Ma per ricevere il corpo di Cristo e la sua salvezza bisognava guardare all’insegnamento degli Apostoli e dei Padri, raffigurati nella crociera all’ingresso della Cappella. Con l’esempio della loro vita, essi indicavano ai fedeli il cammino da percorrere, cammino che rievocava le tappe dell’iniziazione cristiana della Chiesa primitiva: solo l’abbandono dell’idolatria del mondo (la conversione di Sant’Agostino), la confessione dei peccati (la catechesi di san Paolo prima di ricevere l’eucarestia) e la comunione mistica col corpo e sangue di Cristo (la visione di san Tommaso) avrebbe convertito, purificato e santificato l’anima dei credenti nel cammino verso la salvezza eterna.

L’istruzione si concludeva con la quarta e ultima vela (il cavaliere dell’apocalisse). Qui, grazie al potere dell’eucarestia donata da Cristo a tutte le Chiese, simboleggiate dai sette candelabri, ogni credente era invitato a intraprendere, senza dubbio e incredulità ma in ‘visione’, il suo combattimento contro le forze del mondo e del male, certo di raggiungere presto il premio promesso.

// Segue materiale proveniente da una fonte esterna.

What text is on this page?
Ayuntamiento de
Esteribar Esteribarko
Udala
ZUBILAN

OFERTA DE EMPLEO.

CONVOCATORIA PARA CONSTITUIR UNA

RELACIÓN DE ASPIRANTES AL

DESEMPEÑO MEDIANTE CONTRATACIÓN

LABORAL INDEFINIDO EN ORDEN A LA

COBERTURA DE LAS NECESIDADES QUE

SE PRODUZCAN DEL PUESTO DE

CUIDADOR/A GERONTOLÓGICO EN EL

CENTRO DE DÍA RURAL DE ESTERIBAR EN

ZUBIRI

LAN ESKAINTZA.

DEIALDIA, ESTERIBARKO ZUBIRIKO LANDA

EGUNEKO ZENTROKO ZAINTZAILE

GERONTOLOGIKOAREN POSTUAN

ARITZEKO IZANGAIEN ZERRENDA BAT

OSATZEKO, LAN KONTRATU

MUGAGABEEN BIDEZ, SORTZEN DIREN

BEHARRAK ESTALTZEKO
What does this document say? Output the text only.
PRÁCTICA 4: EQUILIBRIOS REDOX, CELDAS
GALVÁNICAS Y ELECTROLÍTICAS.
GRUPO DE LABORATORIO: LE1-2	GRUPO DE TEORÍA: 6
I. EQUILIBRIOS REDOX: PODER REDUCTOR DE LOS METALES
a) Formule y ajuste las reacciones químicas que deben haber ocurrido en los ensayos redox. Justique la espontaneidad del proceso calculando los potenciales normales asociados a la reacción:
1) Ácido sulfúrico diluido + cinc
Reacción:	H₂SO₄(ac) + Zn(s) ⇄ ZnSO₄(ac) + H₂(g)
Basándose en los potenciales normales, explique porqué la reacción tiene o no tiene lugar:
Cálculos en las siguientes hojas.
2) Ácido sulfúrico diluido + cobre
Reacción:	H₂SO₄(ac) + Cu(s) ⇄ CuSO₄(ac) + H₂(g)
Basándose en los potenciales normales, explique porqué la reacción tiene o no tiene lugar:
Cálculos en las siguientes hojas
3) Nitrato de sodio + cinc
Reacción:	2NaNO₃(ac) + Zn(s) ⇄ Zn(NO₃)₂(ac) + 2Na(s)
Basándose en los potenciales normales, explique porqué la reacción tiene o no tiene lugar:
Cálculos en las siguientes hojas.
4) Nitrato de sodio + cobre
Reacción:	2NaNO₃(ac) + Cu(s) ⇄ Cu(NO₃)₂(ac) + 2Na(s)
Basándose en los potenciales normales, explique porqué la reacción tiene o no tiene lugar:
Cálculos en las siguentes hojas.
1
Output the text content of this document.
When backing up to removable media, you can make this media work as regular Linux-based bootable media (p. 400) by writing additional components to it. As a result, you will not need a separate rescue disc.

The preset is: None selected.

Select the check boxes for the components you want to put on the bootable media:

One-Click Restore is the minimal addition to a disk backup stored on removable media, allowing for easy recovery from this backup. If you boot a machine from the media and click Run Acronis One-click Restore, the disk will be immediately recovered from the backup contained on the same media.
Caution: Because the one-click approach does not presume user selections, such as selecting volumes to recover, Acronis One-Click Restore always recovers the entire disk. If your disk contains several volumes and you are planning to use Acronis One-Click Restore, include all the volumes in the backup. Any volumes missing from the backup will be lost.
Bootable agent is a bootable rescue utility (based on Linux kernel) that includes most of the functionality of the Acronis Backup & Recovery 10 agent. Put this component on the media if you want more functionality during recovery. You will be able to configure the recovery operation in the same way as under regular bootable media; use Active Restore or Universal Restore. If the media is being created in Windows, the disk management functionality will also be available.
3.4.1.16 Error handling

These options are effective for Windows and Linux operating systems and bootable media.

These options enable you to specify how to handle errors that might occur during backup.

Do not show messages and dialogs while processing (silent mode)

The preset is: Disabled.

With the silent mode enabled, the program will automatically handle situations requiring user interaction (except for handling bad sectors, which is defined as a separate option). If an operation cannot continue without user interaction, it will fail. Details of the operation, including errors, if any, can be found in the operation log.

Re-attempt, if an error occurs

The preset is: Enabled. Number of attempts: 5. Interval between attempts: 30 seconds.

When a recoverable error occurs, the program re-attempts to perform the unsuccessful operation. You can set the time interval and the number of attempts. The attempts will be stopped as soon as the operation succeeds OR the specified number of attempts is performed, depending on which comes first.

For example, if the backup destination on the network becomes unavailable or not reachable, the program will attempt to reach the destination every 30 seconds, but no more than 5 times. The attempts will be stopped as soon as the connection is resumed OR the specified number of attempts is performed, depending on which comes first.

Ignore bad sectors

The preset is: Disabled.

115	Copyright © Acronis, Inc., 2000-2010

Il cavaliere dell’apocalisse, Cappella del Corporale

La Cappella dischiudeva così, poco a poco, con spirito poetico e profetico, il suo messaggio: solo la fede nell’eucarestia, pane disceso dal cielo, avrebbe sciolto la Chiesa dall’antico peccato del popolo d’Israele che, dopo aver visto segni e prodigi, continuò a dubitare della presenza del Signore dicendo: “Il Signore è in mezzo a noi, sì o no?” (Esodo 17, 7).